Though Singh still sells locally, most of his clients are from the U.S., the U.K. and Australia. He says international sales are growing, with people buying everything from cancer and psychiatric medications to erection drugs and Modafinil, an anti-narcoleptic popular with students. Around 10 percent of his customers are U.S. Army veterans, some of whom purchase anti-depressants and other drugs to help manage PTSD.
Singh realizes that selling medication on the Internet sounds dodgy. He warns that there are shysters out there who will sell you fake pills or steal your credit card details, but says there are also legitimate outfits who offer effective, low-cost options. And for many people, it’s their only option.
“If you are without insurance, you simply may not be able to afford medication. Not everyone has access to doctors all the time, or their geographic location limits them,” he says, adding that his U.S. customers have a harder time than clients from countries with standardized health care. “America is a scam. It’s a monopoly by a few industries who buy off your politicians. Health care costs are not really that high, it’s just this monopoly that keeps your citizens paying top dollar for mediocre care.”

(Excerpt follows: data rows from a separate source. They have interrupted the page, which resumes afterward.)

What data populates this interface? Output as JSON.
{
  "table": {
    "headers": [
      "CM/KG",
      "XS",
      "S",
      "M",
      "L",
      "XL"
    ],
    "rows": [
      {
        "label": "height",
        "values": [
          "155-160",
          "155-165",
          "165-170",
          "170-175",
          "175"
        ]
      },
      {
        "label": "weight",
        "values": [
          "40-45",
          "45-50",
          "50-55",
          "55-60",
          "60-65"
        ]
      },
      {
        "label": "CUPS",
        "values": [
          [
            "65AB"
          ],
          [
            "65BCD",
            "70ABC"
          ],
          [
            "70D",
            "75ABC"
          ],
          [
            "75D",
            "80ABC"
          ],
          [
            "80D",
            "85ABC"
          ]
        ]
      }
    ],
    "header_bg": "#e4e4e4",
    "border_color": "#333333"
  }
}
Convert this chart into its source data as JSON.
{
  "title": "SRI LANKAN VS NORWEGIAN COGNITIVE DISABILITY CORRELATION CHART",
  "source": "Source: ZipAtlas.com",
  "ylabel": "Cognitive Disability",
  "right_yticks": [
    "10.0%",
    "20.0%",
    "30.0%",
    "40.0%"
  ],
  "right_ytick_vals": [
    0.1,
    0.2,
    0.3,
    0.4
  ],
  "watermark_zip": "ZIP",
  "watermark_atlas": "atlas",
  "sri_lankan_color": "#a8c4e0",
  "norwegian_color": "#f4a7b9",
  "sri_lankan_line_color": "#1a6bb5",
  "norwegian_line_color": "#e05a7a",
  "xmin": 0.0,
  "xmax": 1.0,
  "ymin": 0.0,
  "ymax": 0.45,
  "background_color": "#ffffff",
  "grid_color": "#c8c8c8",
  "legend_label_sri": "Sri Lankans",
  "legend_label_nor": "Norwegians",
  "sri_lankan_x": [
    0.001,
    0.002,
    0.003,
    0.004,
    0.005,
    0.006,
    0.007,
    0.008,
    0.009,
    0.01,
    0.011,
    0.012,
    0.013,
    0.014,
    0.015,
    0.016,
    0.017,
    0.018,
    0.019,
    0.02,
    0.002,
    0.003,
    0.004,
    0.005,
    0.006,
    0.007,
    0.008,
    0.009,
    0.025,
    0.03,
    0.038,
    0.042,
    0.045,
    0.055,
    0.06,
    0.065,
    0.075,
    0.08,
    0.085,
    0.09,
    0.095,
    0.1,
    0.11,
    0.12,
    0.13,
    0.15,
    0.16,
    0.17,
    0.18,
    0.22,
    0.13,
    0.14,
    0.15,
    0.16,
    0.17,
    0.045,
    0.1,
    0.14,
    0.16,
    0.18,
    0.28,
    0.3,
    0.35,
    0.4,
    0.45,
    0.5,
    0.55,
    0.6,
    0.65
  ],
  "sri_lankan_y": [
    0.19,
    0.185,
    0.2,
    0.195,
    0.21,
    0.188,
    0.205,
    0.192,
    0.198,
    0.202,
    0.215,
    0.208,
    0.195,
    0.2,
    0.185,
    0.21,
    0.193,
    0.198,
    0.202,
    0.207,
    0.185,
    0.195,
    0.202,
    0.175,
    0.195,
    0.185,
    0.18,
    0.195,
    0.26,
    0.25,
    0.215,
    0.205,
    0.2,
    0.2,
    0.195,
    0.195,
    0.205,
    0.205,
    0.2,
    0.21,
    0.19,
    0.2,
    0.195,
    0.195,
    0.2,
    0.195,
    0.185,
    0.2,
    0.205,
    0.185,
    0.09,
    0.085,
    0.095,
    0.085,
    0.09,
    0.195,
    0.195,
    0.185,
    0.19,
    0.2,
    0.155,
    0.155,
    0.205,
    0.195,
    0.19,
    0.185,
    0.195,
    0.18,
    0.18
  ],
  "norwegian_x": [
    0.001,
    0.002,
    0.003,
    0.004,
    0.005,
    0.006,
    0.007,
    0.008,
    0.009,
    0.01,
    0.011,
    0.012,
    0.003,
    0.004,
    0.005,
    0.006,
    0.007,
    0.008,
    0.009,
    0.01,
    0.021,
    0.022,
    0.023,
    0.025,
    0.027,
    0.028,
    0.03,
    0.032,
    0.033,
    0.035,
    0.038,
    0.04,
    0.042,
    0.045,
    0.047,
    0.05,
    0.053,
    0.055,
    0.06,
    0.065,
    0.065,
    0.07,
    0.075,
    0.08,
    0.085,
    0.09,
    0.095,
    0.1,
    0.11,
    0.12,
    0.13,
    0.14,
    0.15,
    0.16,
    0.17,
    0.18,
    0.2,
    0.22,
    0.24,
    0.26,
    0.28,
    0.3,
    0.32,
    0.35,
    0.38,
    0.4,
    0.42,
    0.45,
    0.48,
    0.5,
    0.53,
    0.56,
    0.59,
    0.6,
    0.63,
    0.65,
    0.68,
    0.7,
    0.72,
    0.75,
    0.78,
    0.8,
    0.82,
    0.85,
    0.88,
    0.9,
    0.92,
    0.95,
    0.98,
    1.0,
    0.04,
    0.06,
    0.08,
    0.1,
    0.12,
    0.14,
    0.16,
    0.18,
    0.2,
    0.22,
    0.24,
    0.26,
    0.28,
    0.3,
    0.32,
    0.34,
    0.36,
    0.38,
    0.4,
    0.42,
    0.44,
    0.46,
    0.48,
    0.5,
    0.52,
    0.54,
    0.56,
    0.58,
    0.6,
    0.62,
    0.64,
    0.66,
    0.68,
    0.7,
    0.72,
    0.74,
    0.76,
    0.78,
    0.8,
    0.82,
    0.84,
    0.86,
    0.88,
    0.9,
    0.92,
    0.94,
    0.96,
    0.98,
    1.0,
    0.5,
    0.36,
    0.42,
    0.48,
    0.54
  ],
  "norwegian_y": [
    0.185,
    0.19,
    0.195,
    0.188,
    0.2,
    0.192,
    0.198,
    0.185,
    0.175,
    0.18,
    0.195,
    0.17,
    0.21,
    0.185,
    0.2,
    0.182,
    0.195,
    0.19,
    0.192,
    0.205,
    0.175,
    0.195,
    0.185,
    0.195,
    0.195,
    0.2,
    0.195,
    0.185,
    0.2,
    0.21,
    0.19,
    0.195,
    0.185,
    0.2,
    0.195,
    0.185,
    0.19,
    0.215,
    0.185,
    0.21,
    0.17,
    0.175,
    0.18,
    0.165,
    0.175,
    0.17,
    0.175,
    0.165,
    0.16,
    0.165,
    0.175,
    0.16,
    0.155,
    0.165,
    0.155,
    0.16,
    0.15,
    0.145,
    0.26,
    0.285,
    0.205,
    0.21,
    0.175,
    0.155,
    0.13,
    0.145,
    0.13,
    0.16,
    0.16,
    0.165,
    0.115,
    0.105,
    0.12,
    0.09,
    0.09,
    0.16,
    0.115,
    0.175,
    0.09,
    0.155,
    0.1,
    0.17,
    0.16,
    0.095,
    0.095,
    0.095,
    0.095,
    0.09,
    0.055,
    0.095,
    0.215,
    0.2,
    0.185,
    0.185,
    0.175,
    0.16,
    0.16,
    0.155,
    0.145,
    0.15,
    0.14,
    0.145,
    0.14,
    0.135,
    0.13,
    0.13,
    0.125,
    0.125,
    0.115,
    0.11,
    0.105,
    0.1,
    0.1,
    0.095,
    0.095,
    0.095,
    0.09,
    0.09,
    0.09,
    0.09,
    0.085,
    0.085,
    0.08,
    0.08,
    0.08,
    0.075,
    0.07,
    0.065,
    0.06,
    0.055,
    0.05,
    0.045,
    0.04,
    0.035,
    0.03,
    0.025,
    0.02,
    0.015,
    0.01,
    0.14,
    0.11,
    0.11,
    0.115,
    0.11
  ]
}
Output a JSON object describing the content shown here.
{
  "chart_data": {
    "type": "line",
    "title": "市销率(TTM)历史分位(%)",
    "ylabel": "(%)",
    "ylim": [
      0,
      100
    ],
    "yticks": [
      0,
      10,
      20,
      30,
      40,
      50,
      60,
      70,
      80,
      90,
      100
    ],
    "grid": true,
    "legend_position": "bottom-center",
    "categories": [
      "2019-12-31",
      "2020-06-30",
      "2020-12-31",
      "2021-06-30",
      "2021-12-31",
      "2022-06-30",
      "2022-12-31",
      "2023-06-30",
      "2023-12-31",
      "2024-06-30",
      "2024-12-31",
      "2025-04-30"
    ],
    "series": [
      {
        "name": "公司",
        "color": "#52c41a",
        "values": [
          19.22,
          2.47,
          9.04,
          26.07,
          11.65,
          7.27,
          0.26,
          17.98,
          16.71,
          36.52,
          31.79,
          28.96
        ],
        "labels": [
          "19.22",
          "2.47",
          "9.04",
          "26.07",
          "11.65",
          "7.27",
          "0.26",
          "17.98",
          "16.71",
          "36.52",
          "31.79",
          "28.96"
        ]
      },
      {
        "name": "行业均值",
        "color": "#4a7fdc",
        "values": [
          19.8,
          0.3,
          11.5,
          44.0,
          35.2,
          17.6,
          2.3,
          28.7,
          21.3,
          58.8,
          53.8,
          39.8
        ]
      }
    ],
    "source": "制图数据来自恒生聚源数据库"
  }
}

Mike, one of Singh’s many clients, has no regrets. He is careful to mention that he can speak only to his own experience, but that his mother has remained cancer-free for six years. And the now 81-year-old has even turned a couple of her friends onto it.
“It’s been an overall positive experience,” Mike says. “The hardest thing is finding a good, reliable pharmacy online that you can trust. As you go back and order time and again, that builds a bit of confidence—when the stuff shows up when it’s supposed to, where it’s supposed to, and does what it’s supposed to do.”